Ein Aspirin gegen Nivellierung

Es gibt eine wiederkehrende Klage in der Kunstwelt, die sich über eine sukzessive Nivellierung in ihren Disziplinen beschwert. Stimmt der Befund? Werden wir immer gleicher, immer flacher, immer mehr Mainstream? Oder ist das nur eine typische O tempora, o mores-Leier, wie sie seit der Antike gepflogen wird? Florian Boesch, Musiker, Charismatiker und Denker, stellt sich dieser Frage.

ol Man hört so oft, dass früher alles außergewöhnlicher, mutiger, persönlicher war. Also, dass wir uns auf hohem Niveau immer mehr auf einen akzeptierten, ungefährlichen, stabilen Das-darf-man-Zustand einengen. Ist das so?

fb Ein spannendes Thema! Ich versuche einen ganz persönlichen Zugang: Vor einigen Tagen war ich hier in der Staatsoper in der Turandot, da erlebt man in einer großen Repertoire-Oper die Spitzen der Musikwelt: Asmik Grigorian ist einzigartig und schafft es, auf ihrem Gebiet ihre Disziplin zu transformieren und zu erweitern. Jonas Kaufmann ist ebenso einzigartig, ein Tenor, der das deutsche, italienische und französische Fach über so lange Zeit dominiert und auch noch ein wirklich relevanter Liedsänger ist: das hatten wir so noch nie. Und der Regisseur Claus Guth ist ein Weltmeister, der eine grandiose Produktion geschaffen hat. Und das alles findet innerhalb des berühmten Opernzirkus statt, in dem die Künstlerinnen und Künstler dauernd von A nach B reisen und laufend unterwegs sind. Wo bleibt da eine Nivellierung?

ol Sicherlich nicht in besonderen Häusern wie der Wiener Staatsoper. Aber vielleicht gibt es an anderen Orten mitunter eine Tendenz der allgemeinen Gleichmachung? Das Außerordentliche wäre dann die Ausnahme. Eine Momentaufnahme, die blendet.

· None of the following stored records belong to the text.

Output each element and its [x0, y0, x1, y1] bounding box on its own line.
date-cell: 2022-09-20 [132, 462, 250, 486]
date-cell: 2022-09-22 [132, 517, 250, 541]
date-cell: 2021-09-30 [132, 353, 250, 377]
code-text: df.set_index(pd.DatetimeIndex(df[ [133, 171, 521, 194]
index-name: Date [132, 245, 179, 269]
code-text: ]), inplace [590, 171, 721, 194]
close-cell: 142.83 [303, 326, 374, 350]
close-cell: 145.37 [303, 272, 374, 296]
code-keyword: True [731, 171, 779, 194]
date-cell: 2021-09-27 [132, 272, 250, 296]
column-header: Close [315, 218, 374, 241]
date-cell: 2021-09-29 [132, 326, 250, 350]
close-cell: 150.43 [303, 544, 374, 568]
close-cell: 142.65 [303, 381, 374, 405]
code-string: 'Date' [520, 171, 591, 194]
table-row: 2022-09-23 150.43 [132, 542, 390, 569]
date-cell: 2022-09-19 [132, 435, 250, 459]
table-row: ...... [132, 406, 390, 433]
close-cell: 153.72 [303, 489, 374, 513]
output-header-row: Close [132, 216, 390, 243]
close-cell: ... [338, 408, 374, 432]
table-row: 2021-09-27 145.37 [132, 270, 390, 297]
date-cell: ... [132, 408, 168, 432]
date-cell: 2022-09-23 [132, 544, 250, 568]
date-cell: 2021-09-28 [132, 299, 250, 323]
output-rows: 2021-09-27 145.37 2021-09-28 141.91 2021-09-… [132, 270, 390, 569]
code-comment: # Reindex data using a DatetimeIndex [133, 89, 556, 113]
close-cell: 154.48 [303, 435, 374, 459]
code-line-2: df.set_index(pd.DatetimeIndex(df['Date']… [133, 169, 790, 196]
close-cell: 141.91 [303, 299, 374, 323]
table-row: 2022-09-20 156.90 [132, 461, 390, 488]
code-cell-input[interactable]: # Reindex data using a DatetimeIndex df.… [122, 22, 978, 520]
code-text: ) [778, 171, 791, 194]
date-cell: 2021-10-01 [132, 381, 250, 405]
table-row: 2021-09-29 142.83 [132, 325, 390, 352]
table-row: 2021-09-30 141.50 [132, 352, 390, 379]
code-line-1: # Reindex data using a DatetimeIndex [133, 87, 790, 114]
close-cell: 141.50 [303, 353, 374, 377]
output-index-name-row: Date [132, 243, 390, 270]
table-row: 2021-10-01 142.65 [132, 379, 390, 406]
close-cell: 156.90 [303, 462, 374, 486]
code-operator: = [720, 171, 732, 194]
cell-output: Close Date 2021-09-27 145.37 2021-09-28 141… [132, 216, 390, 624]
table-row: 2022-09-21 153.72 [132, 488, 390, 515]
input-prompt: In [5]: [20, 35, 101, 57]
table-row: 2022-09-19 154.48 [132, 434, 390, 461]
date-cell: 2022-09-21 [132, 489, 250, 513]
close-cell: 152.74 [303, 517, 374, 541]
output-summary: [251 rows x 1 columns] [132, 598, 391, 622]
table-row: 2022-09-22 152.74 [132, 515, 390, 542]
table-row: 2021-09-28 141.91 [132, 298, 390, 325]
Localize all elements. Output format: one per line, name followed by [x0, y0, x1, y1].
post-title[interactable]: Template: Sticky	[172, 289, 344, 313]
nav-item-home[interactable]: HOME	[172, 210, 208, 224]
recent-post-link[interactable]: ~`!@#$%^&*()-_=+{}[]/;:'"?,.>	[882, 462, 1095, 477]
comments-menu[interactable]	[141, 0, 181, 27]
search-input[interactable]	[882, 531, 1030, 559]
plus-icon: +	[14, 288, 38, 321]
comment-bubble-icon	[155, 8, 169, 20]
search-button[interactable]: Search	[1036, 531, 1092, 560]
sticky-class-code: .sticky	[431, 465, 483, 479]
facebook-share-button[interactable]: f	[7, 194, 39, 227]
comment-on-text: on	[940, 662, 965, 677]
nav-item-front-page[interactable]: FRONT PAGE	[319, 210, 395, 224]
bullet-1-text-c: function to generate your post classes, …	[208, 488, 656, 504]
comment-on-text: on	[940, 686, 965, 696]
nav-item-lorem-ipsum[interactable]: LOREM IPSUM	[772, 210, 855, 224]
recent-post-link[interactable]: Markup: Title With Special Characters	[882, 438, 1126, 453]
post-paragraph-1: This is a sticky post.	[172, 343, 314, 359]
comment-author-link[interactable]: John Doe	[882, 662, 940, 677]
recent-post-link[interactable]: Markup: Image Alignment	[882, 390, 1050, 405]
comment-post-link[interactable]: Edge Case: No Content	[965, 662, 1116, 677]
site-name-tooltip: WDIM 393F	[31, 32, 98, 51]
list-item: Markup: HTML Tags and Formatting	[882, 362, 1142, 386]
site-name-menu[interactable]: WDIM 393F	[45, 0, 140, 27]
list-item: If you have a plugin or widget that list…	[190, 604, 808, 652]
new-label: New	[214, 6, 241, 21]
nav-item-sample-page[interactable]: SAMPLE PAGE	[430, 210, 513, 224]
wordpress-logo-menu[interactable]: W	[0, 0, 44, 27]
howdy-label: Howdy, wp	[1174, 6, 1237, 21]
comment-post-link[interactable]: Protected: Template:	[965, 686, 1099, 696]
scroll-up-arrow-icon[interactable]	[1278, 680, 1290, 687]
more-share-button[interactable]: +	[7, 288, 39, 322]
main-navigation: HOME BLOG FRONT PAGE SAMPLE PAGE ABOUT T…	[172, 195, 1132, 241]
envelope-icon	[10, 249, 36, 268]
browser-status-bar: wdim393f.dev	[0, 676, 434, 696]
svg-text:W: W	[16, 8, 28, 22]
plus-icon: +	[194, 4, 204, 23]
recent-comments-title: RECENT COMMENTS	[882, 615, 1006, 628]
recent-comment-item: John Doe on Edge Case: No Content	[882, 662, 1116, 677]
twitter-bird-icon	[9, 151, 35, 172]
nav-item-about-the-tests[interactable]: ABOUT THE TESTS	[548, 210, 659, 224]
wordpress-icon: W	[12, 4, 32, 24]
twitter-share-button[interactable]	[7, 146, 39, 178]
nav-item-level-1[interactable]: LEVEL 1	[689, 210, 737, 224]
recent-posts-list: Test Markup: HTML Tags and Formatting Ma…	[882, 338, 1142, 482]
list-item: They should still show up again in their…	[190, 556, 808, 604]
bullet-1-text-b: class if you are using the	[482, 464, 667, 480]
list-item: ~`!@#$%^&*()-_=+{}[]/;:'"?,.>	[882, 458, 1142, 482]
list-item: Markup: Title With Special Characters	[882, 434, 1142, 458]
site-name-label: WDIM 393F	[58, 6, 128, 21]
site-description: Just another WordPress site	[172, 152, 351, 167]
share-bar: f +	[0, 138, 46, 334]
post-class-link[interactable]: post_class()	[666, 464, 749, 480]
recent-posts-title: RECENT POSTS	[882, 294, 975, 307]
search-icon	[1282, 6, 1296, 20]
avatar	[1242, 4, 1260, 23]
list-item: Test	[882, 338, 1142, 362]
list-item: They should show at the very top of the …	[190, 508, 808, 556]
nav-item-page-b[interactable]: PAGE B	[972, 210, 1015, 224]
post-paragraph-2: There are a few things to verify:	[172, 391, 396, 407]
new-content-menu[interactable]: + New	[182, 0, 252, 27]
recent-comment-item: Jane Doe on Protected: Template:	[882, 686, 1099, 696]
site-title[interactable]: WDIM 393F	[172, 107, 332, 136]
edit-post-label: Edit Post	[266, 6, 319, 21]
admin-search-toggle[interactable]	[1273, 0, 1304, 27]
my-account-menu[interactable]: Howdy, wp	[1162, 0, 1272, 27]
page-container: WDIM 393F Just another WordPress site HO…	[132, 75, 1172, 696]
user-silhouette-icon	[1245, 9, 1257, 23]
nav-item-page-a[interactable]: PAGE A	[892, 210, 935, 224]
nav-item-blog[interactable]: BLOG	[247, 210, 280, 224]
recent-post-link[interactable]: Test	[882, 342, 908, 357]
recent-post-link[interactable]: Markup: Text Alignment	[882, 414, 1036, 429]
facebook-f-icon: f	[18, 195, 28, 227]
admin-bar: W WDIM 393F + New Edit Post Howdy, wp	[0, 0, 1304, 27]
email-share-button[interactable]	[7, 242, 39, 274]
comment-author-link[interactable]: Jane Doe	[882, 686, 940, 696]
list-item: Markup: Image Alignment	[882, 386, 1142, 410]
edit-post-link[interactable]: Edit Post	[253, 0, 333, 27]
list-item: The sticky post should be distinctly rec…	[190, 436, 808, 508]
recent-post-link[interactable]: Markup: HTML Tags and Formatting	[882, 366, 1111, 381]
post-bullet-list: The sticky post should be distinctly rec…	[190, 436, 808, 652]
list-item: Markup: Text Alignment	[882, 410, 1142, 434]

fb Ich würde ja beinhart behaupten, dass Spitzenkunst immer die Ausnahme ist. Sonst wäre sie nicht die Spitze. Und die gibt es zu jeder Zeit. Wir alle suchen diese Ausnahmen; wir versuchen, diejenigen zu finden, die spektakulär, herausragend, eben besonders sind. Aber geht es uns jetzt um jene, die besondere Künstlerinnen und Künstler sind, oder um jene, die besonders sind im Beherrschen einer Fertigkeit?

ol Um beide.

fb Ganz allgemein gibt es keinen gigantischen Künstler, keine phänomenale Künstlerin ohne eine  außerordentliche Beherrschung des Handwerks. Umgekehrt geht das schon: Es existieren unendlich viele großartige Handwerkerinnen und Handwerker, die dennoch keine Kunst machen. Wenn das Nur-Handwerkliche Kunst würde: dann wäre das eine gewisse Nivellierung. Aber mir fällt noch eine weitere Kategorie ein, die heute für viel Verwirrung sorgt: die Meisterschaft in Likes auf den sozialen Plattformen. Also: Wie beliebt ist man in dieser Medienwelt? Das kann schon, ganz brutal gesagt, zu einer Nivellierung führen, nämlich dann, wenn Institutionen anfangen, den Likes entsprechend zu casten. Nicht die Staatsoper. Aber andernorts.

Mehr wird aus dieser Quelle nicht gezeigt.